Women and girls with disabilities deserve choice

More than 700 million people across the Asia and Pacific regions are estimated to have disabilities.

We know that people with disabilities face complex challenges including discrimination in education, employment, justice, transport and healthcare. In many parts of the world, these challenges are compounded by poverty and a lack of resources. 


Women and girls also face additional barriers compared to men with disabilities, including around their safety and autonomy. They’re especially vulnerable to sexual and gender-based violence, which can have devastating impacts throughout their lives.  


Access to sexual and reproductive healthcare is a human right. It supports people to pursue their goals, maintain security throughout periods of social and climate upheaval, and to fully participate in their communities.  


But for women and girls with disabilities, this isn’t always within reach: a lack of respect, resources, information, decision-making power and spaces that consider their needs can leave them without reproductive choice. We’re working to change this. 

Partnering with experts

When we talk about disability inclusion, we’re talking about removing the barriers that make it harder for people with disabilities to live meaningful and independent lives – lives as defined by them, not for them. 


Often when people hear the word ‘expert’, they tend to think of people working in highly specialised research fields. But ‘experts’ should always include people with lived experience, who are best placed to develop solutions to complex challenges they encounter in their everyday lives.  

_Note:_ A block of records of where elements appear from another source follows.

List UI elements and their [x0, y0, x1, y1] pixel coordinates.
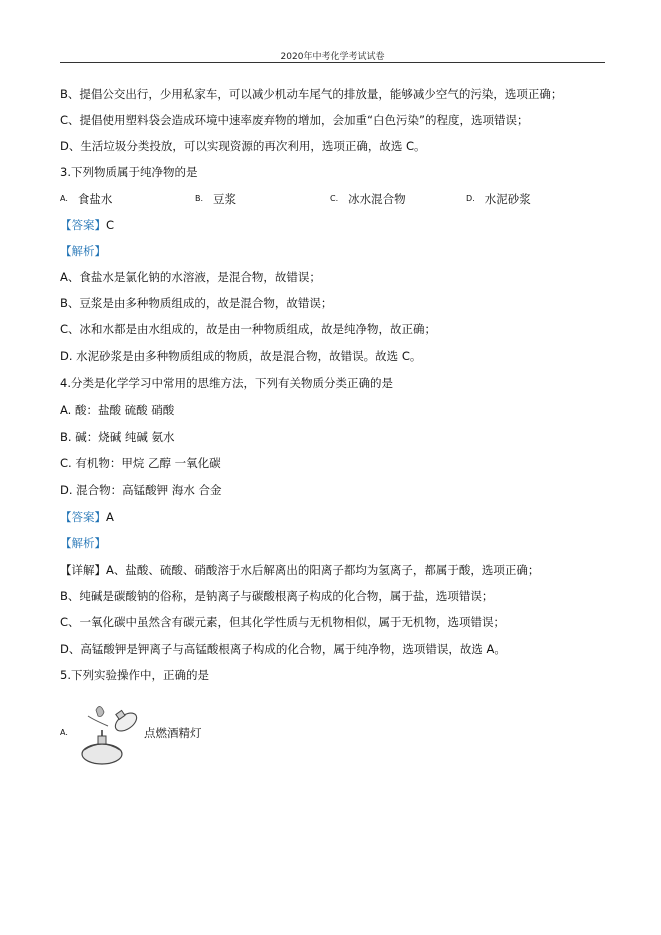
text-line: B、提倡公交出行，少用私家车，可以减少机动车尾气的排放量，能够减少空气的污染，选项正确； [60, 87, 563, 101]
header-rule [60, 62, 605, 63]
q4-answer: 【答案】A [60, 510, 114, 524]
q3-option-d: D. 水泥砂浆 [466, 192, 531, 206]
q5-option-a-key: A. [60, 728, 68, 737]
q4-option-b: B. 碱：烧碱 纯碱 氨水 [60, 430, 175, 444]
analysis-line: B、纯碱是碳酸钠的俗称，是钠离子与碳酸根离子构成的化合物，属于盐，选项错误； [60, 589, 494, 603]
question-3-stem: 3.下列物质属于纯净物的是 [60, 165, 198, 179]
q5-option-a-text: 点燃酒精灯 [144, 726, 202, 740]
analysis-line: C、冰和水都是由水组成的，故是由一种物质组成，故是纯净物，故正确； [60, 322, 437, 336]
q4-option-a: A. 酸：盐酸 硫酸 硝酸 [60, 403, 175, 417]
q4-analysis-tag: 【解析】 [60, 536, 106, 550]
q3-answer: 【答案】C [60, 218, 115, 232]
question-5-stem: 5.下列实验操作中，正确的是 [60, 668, 209, 682]
question-4-stem: 4.分类是化学学习中常用的思维方法，下列有关物质分类正确的是 [60, 376, 393, 390]
q4-detail: 【详解】A、盐酸、硫酸、硝酸溶于水后解离出的阳离子都均为氢离子，都属于酸，选项正确； [60, 563, 540, 577]
analysis-line: D、高锰酸钾是钾离子与高锰酸根离子构成的化合物，属于纯净物，选项错误，故选 A。 [60, 642, 506, 656]
q3-analysis-tag: 【解析】 [60, 244, 106, 258]
q4-option-c: C. 有机物：甲烷 乙醇 一氧化碳 [60, 456, 221, 470]
q3-option-b: B. 豆浆 [195, 192, 237, 206]
alcohol-lamp-lighting-figure [74, 702, 144, 768]
analysis-line: B、豆浆是由多种物质组成的，故是混合物，故错误； [60, 296, 333, 310]
q3-option-c: C. 冰水混合物 [330, 192, 406, 206]
text-line: D、生活垃圾分类投放，可以实现资源的再次利用，选项正确，故选 C。 [60, 139, 426, 153]
analysis-line: C、一氧化碳中虽然含有碳元素，但其化学性质与无机物相似，属于无机物，选项错误； [60, 615, 506, 629]
q3-option-a: A. 食盐水 [60, 192, 113, 206]
analysis-line: D. 水泥砂浆是由多种物质组成的物质，故是混合物，故错误。故选 C。 [60, 349, 422, 363]
text-line: C、提倡使用塑料袋会造成环境中速率废弃物的增加，会加重“白色污染”的程度，选项错误； [60, 113, 529, 127]
q4-option-d: D. 混合物：高锰酸钾 海水 合金 [60, 483, 222, 497]
analysis-line: A、食盐水是氯化钠的水溶液，是混合物，故错误； [60, 270, 321, 284]
page-header: 2020年中考化学考试试卷 [280, 52, 385, 62]
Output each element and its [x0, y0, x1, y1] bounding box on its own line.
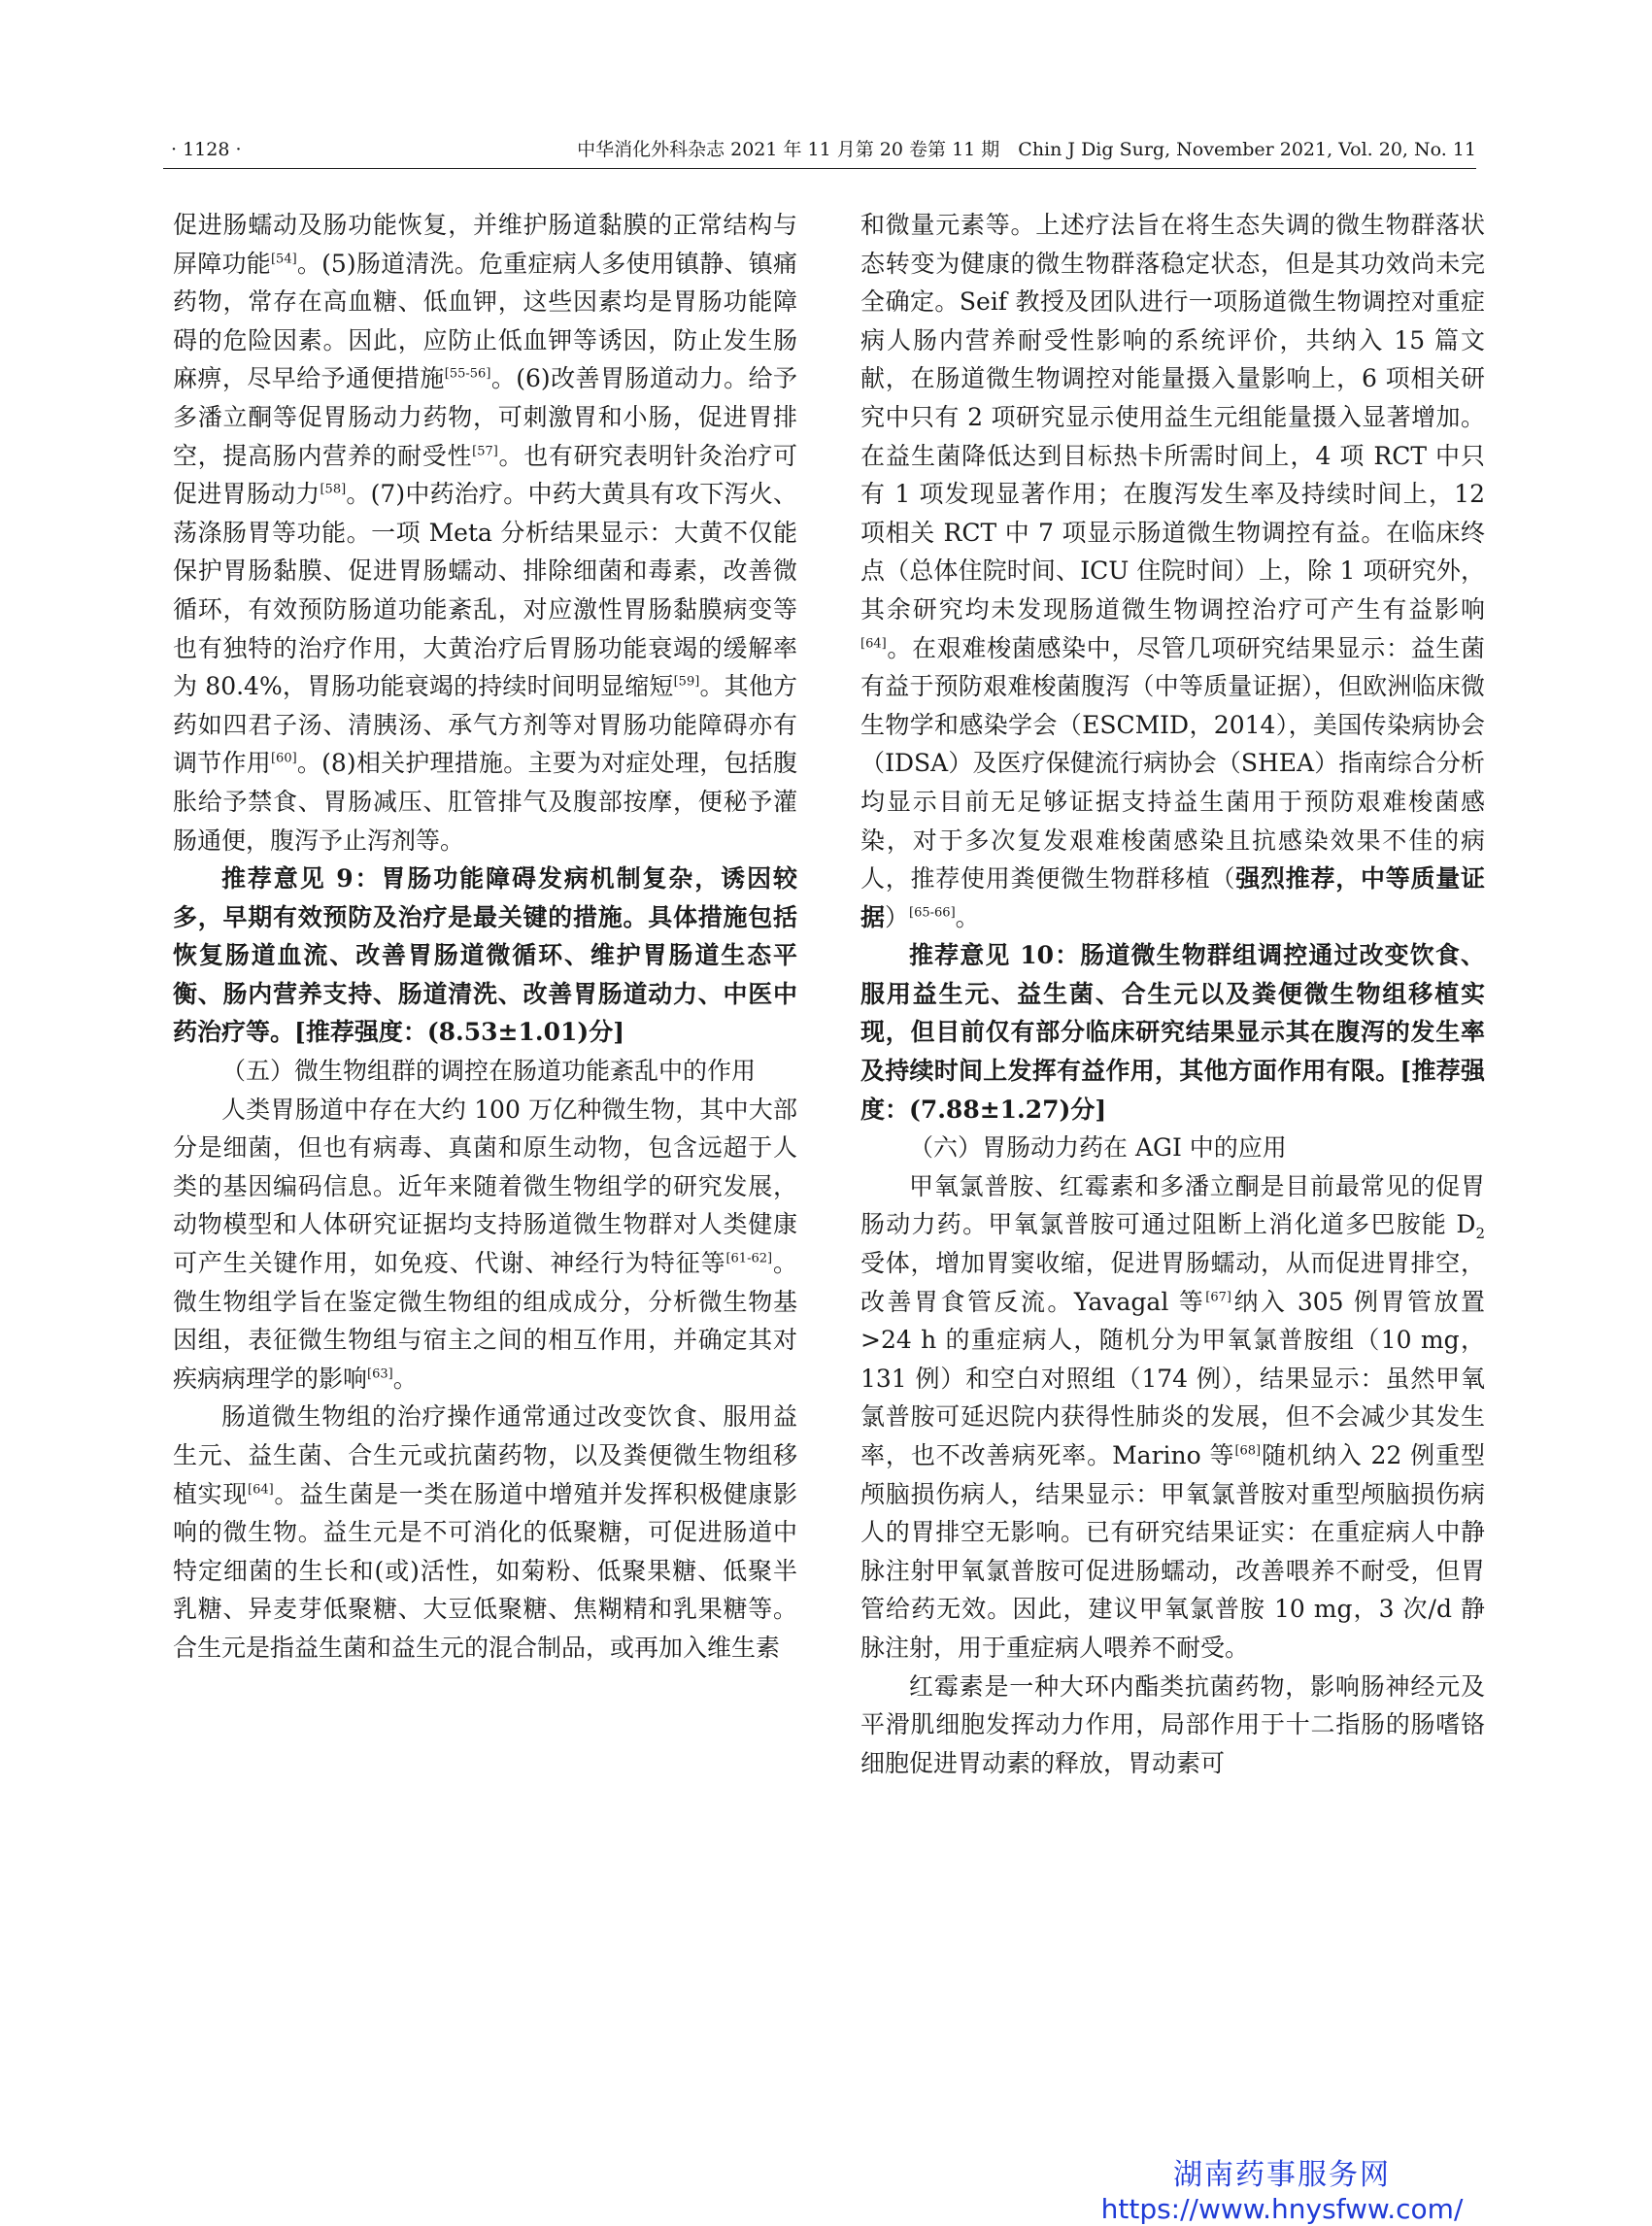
citation-ref[interactable]: [64]: [248, 1482, 274, 1498]
watermark-name: 湖南药事服务网: [1173, 2158, 1391, 2192]
body-paragraph: 甲氧氯普胺、红霉素和多潘立酮是目前最常见的促胃肠动力药。甲氧氯普胺可通过阻断上消化道多巴胺能 $D_2$ 受体，增加胃窦收缩，促进胃肠蠕动，从而促进胃排空，改善胃食管反流。Yavagal 等[67]纳入 305 例胃管放置>24 h 的重症病人，随机分为甲氧氯普胺组（10 mg，131 例）和空白对照组（174 例），结果显示：虽然甲氧氯普胺可延迟院内获得性肺炎的发展，但不会减少其发生率，也不改善病死率。Marino 等[68]随机纳入 22 例重型颅脑损伤病人，结果显示：甲氧氯普胺对重型颅脑损伤病人的胃排空无影响。已有研究结果证实：在重症病人中静脉注射甲氧氯普胺可促进肠蠕动，改善喂养不耐受，但胃管给药无效。因此，建议甲氧氯普胺 10 mg，3 次/d 静脉注射，用于重症病人喂养不耐受。: [860, 1171, 1485, 1662]
citation-ref[interactable]: [57]: [472, 444, 498, 459]
left-column: [173, 206, 797, 1668]
body-paragraph: 人类胃肠道中存在大约 100 万亿种微生物，其中大部分是细菌，但也有病毒、真菌和原生动物，包含远超于人类的基因编码信息。近年来随着微生物组学的研究发展，动物模型和人体研究证据均支持肠道微生物群对人类健康可产生关键作用，如免疫、代谢、神经行为特征等[61-62]。微生物组学旨在鉴定微生物组的组成成分，分析微生物基因组，表征微生物组与宿主之间的相互作用，并确定其对疾病病理学的影响[63]。: [173, 1095, 797, 1393]
watermark: [1078, 2158, 1486, 2226]
page-number: · 1128 ·: [171, 139, 242, 160]
citation-ref[interactable]: [64]: [860, 636, 887, 652]
running-header: [163, 134, 1476, 165]
citation-ref[interactable]: [61-62]: [725, 1251, 773, 1266]
citation-ref[interactable]: [60]: [270, 751, 297, 766]
citation-ref[interactable]: [55-56]: [444, 367, 491, 383]
citation-ref[interactable]: [58]: [320, 482, 347, 497]
header-rule: [163, 168, 1476, 169]
section-heading-6: （六）胃肠动力药在 AGI 中的应用: [909, 1133, 1287, 1163]
citation-ref[interactable]: [65-66]: [909, 905, 956, 921]
citation-ref[interactable]: [54]: [270, 252, 297, 267]
citation-ref[interactable]: [63]: [367, 1366, 393, 1382]
citation-ref[interactable]: [67]: [1205, 1290, 1231, 1305]
evidence-grade: 强烈推荐，中等质量证据: [860, 864, 1485, 931]
section-heading-5: （五）微生物组群的调控在肠道功能紊乱中的作用: [221, 1057, 757, 1086]
body-paragraph: 肠道微生物组的治疗操作通常通过改变饮食、服用益生元、益生菌、合生元或抗菌药物，以及粪便微生物组移植实现[64]。益生菌是一类在肠道中增殖并发挥积极健康影响的微生物。益生元是不可消化的低聚糖，可促进肠道中特定细菌的生长和(或)活性，如菊粉、低聚果糖、低聚半乳糖、异麦芽低聚糖、大豆低聚糖、焦糊精和乳果糖等。合生元是指益生菌和益生元的混合制品，或再加入维生素: [173, 1402, 797, 1662]
recommendation-9: 推荐意见 9：胃肠功能障碍发病机制复杂，诱因较多，早期有效预防及治疗是最关键的措施。具体措施包括恢复肠道血流、改善胃肠道微循环、维护胃肠道生态平衡、肠内营养支持、肠道清洗、改善胃肠道动力、中医中药治疗等。[推荐强度：(8.53±1.01)分]: [173, 864, 797, 1047]
body-paragraph: 促进肠蠕动及肠功能恢复，并维护肠道黏膜的正常结构与屏障功能[54]。(5)肠道清洗。危重症病人多使用镇静、镇痛药物，常存在高血糖、低血钾，这些因素均是胃肠功能障碍的危险因素。因此，应防止低血钾等诱因，防止发生肠麻痹，尽早给予通便措施[55-56]。(6)改善胃肠道动力。给予多潘立酮等促胃肠动力药物，可刺激胃和小肠，促进胃排空，提高肠内营养的耐受性[57]。也有研究表明针灸治疗可促进胃肠动力[58]。(7)中药治疗。中药大黄具有攻下泻火、荡涤肠胃等功能。一项 Meta 分析结果显示：大黄不仅能保护胃肠黏膜、促进胃肠蠕动、排除细菌和毒素，改善微循环，有效预防肠道功能紊乱，对应激性胃肠黏膜病变等也有独特的治疗作用，大黄治疗后胃肠功能衰竭的缓解率为 80.4%，胃肠功能衰竭的持续时间明显缩短[59]。其他方药如四君子汤、清胰汤、承气方剂等对胃肠功能障碍亦有调节作用[60]。(8)相关护理措施。主要为对症处理，包括腹胀给予禁食、胃肠减压、肛管排气及腹部按摩，便秘予灌肠通便，腹泻予止泻剂等。: [173, 211, 797, 855]
citation-ref[interactable]: [59]: [673, 674, 700, 690]
citation-ref[interactable]: [68]: [1234, 1443, 1262, 1459]
right-column: [860, 206, 1485, 1782]
watermark-url[interactable]: https://www.hnysfww.com/: [1100, 2193, 1464, 2225]
journal-citation: 中华消化外科杂志 2021 年 11 月第 20 卷第 11 期 Chin J Dig Surg, November 2021, Vol. 20, No. 11: [577, 139, 1476, 160]
recommendation-10: 推荐意见 10：肠道微生物群组调控通过改变饮食、服用益生元、益生菌、合生元以及粪便微生物组移植实现，但目前仅有部分临床研究结果显示其在腹泻的发生率及持续时间上发挥有益作用，其他方面作用有限。[推荐强度：(7.88±1.27)分]: [860, 941, 1485, 1124]
body-paragraph: 红霉素是一种大环内酯类抗菌药物，影响肠神经元及平滑肌细胞发挥动力作用，局部作用于十二指肠的肠嗜铬细胞促进胃动素的释放，胃动素可: [860, 1671, 1485, 1777]
subscript: 2: [1475, 1225, 1485, 1243]
body-paragraph: 和微量元素等。上述疗法旨在将生态失调的微生物群落状态转变为健康的微生物群落稳定状态，但是其功效尚未完全确定。Seif 教授及团队进行一项肠道微生物调控对重症病人肠内营养耐受性影响的系统评价，共纳入 15 篇文献，在肠道微生物调控对能量摄入量影响上，6 项相关研究中只有 2 项研究显示使用益生元组能量摄入显著增加。在益生菌降低达到目标热卡所需时间上，4 项 RCT 中只有 1 项发现显著作用；在腹泻发生率及持续时间上，12 项相关 RCT 中 7 项显示肠道微生物调控有益。在临床终点（总体住院时间、ICU 住院时间）上，除 1 项研究外，其余研究均未发现肠道微生物调控治疗可产生有益影响[64]。在艰难梭菌感染中，尽管几项研究结果显示：益生菌有益于预防艰难梭菌腹泻（中等质量证据），但欧洲临床微生物学和感染学会（ESCMID，2014），美国传染病协会（IDSA）及医疗保健流行病协会（SHEA）指南综合分析均显示目前无足够证据支持益生菌用于预防艰难梭菌感染，对于多次复发艰难梭菌感染且抗感染效果不佳的病人，推荐使用粪便微生物群移植（强烈推荐，中等质量证据）[65-66]。: [860, 211, 1485, 931]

We prioritise working in partnership with Organisations of People with Disabilities — grassroots organisations run by people with disabilities, for people with disabilities. Wherever possible, this helps us to understand what their communities need and how we can best deliver it.  


With funding from the Australian Department of Foreign Affairs and Trade (DFAT), we partner with Organisations of People with Disabilities across the Asia and Pacific regions including in Cambodia, Nepal, Papua New Guinea, Timor-Leste, Myanmar, Vietnam and Pakistan, to ensure that women and girls with disabilities are receiving essential sexual and reproductive healthcare. Here are some examples of our work: 


MSI in Cambodia partnered with a leading disability advocacy group, Voice of People with Disability, to present a radio talk show for World Contraception Day. Titled ‘Family Planning and Women’s Empowerment’, the show raised awareness of sexual and reproductive health and family planning services for people with disabilities.  


MSI is also partnering with the Cambodian Disabled People’s Organisation  to coordinate transport support and fee waivers for women and girls with disabilities accessing MSI’s services. MSI Cambodia staff also received training in disability awareness and inclusion. 


In Vietnam, the MSI team worked with local health authorities to offer free mobile services for people with disabilities in rural areas. In Hanoi, MSI worked in partnership with the Hanoi Association of People with Disabilities to provide a free package of sexual and reproductive health care services to women with disabilities through the Dr. Marie clinics 


The MSI Myanmar team created social media content on disability inclusion and on sexual and reproductive health awareness information for people with disabilities, including videos with sign language interpretation. MSI Myanmar used signed language interpreters recommended by Organisations for People with Disabilities that they partner with, such as Shwe Min Thar Foundation and the Myanmar Independant Living Initiatives  

Leakena's story

Leakena* is a young woman in Cambodia who generously shared her experiences of accessing healthcare. 

“My name is Leakena. I’m 25 years old and I was born with a disability. I have a speech impediment, and my hands and feet are bent. I tremble when I walk, and I eat using my feet. I have no relatives to support me.”

Leakena has no regular income and is supported by her community. She currently lives for free in the spare room of a generous homeowner. 


She recently had a challenging experience, which left her in a difficult position. 

“I met a man, and we had a ceremony to be recognised by everyone as husband and wife. After two months, he left me.”

Leakena was two months pregnant and unwell. When her husband left her, she was at a loss for how to proceed.   

“I knew I couldn’t take care of a child, because I’m relying on other people’s kindness in giving me food.”

After taking the brave step of speaking to community authorities and contacting an organisation that works with women, she was given 100,000 Cambodian riel (37 Australian dollars) to access a safe abortion. 


The organisation took her to an MSI clinic in Siem Reap, which provided her with a safe and empathetic service even though she couldn’t pay the full fee. 

“I am so grateful for the MSI Clinic for providing services without any discrimination to women with disabilities like me because without MSI’s help, I don’t know how I would survive.”

MSI is proud to support women with disabilities like Leakena, who deserve to have reproductive choice over their own bodies and lives. 

*Name has been changed for privacy reasons.